1) Every hospital must submit to the department its following policies related to access to care:

a) Admission;

b) Non-discrimination;

c) End of life care; and

d) Reproductive health care.

2) If the effect of one or more of a hospital’s policies required under subsection (1) of this section limits or excludes access to services authorized by law, the hospital must submit to the department a list of services that are limited or not available at the facility.

3) The department shall post a copy of the policies received under subsection (1) of this section and lists received under subsection (2) of this section on its website.

4) If the hospital makes changes to any of the policies listed under subsection (1) of this section, it must submit a copy of the changed policy to the department within thirty days after the hospital approves of the changes.

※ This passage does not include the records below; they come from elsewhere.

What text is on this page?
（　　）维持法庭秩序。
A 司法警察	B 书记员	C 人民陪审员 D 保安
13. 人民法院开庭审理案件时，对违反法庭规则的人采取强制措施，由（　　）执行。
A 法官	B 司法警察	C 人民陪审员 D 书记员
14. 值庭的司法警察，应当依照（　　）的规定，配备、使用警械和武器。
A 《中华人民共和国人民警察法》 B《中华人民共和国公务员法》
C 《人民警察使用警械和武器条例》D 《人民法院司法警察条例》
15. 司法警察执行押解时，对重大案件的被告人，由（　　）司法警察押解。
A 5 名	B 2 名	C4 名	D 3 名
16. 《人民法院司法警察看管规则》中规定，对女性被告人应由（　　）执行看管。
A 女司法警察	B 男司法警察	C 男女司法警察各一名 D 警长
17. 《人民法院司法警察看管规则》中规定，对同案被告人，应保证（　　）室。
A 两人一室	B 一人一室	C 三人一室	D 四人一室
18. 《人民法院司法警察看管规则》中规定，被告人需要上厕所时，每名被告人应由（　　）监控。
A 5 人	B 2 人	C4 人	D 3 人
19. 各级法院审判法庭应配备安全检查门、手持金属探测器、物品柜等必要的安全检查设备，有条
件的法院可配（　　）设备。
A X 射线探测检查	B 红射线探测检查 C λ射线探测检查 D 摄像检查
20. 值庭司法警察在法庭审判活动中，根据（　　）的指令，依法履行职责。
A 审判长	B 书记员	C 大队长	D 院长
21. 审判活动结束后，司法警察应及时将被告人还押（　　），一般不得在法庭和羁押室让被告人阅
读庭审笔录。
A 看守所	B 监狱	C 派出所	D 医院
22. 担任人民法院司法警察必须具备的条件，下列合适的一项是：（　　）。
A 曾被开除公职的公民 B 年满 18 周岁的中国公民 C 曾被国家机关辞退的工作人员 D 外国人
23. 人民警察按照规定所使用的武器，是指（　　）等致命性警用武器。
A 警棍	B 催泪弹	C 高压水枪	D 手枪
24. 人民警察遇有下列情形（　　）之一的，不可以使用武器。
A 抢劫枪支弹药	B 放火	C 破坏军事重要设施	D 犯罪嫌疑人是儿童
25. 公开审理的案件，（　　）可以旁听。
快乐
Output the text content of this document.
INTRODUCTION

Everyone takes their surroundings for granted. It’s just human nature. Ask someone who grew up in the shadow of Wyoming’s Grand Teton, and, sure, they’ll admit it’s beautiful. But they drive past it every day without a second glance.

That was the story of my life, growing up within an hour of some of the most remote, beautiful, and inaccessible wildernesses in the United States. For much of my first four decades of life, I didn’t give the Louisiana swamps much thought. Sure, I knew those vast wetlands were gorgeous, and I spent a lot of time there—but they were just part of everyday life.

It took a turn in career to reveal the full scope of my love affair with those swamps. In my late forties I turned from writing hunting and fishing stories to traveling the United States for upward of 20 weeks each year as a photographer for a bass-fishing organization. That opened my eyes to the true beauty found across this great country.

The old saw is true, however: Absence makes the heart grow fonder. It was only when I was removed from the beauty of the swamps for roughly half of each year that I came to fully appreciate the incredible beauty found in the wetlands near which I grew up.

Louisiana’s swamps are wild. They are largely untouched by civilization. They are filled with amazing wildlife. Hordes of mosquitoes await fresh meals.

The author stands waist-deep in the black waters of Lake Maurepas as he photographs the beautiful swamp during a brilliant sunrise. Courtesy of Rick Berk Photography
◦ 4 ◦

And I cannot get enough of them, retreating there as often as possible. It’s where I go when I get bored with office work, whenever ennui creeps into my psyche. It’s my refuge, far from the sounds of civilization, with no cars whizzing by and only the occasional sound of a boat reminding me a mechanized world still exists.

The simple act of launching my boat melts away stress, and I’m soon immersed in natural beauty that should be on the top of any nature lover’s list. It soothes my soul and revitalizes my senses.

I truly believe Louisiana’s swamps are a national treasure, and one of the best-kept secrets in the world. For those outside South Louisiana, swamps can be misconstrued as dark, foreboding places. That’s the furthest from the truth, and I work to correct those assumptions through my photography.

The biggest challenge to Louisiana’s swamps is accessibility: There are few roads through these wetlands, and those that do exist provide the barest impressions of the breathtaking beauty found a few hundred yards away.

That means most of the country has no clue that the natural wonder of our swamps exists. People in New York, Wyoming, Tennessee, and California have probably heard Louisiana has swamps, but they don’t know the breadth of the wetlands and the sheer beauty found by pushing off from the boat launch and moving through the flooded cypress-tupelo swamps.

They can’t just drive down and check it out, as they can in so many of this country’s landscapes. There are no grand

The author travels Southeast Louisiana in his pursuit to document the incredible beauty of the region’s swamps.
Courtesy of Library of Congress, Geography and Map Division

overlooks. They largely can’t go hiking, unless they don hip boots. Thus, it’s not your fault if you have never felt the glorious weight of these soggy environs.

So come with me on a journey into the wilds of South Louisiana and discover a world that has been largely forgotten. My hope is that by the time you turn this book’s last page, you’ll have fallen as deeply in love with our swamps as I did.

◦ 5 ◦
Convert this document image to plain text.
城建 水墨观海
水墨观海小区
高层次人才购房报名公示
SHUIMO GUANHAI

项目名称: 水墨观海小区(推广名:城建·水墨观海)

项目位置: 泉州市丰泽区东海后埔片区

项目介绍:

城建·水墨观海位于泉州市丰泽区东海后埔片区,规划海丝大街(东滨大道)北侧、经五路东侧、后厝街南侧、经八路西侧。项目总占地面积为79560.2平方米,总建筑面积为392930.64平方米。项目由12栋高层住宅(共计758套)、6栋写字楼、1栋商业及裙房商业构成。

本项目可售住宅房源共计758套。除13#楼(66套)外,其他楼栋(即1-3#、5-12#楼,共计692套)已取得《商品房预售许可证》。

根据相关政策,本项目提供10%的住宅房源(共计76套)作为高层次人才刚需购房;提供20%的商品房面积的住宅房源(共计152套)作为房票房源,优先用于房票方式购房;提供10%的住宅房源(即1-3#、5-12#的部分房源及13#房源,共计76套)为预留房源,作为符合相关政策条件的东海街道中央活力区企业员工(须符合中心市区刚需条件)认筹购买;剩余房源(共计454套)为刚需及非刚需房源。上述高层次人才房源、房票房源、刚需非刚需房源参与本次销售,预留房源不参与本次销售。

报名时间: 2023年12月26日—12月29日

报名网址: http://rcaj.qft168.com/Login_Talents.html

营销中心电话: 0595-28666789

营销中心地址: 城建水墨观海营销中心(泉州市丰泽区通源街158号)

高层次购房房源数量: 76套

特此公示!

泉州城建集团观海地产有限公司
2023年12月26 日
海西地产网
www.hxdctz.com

5) No later than sixty days following the effective date of this rule each hospital must submit to the department the documents identified under subsections (1) and (2) of this section.

These proposed rules will have an impact on future transactions and existing hospitals.  The proposed revisions will be discussed at an August 5th workshop located at the Department of Health.

If you would like further information about these proposed rules or certificate of need in general please contact Elana Zana.

CA Surgeon Stripped of Medicaid Funding for Failure to Treat HIV Positive Patient

On July 18th, the U.S. Department of Health and Human Services announced that a California surgeon who refused to treat a patient based solely on the patient’s condition as HIV positive would lose Medicaid funding.  The surgeon had refused to perform necessary back injury and a resulting investigation by the HHS Office of Civil Rights found the surgeon had discriminated against the patient in violation of federal laws.  The violation ultimately resulted in an action to ensure compliance with federal civil rights laws and eventually the surgeon’s loss of the federal funding.

The determination underscores the need for health care providers to make best efforts to ensure patients and prospective patients who fall within protected classes receive the same treatment and standards of care as any other patient.  Failing to do so can jeopardize federal funding and also expose the provider to a range of potential claims for violations of federal and state workplace laws.

The fundamental steps to help avoid claims and liability are:

●             Have effective policies:  Providers should have written policies prohibiting discrimination and harassment.  Having an effective policy notifies all employees that discrimination and harassment will not be tolerated, and helps set a tone for conduct in the workplace.

●             Train up supervisors and staff:  All supervisors and staff should be fully aware of workplace discrimination and harassment laws and how to respond to potential problems.  Training helps prevent claims, allows problems to be identified and addressed early on, and provides vital potential evidence that the employer took reasonable steps to prevent improper behavior.

●             Familiarize yourself and staff with Medicaid rules:  Washington State Medicaid provider requirements obligate participating providers to provide all services without discriminating on the grounds of “race, creed, color, age, sex, sexual orientation, religion, national origin, marital status, the presence of any sensory, mental or physical handicap, or the use of a trained dog guide or service animal by a person with a disability.”  In addition, WA Medicaid allows termination of a provider relationship for discriminating in furnishing health care services as prohibited by federal statute.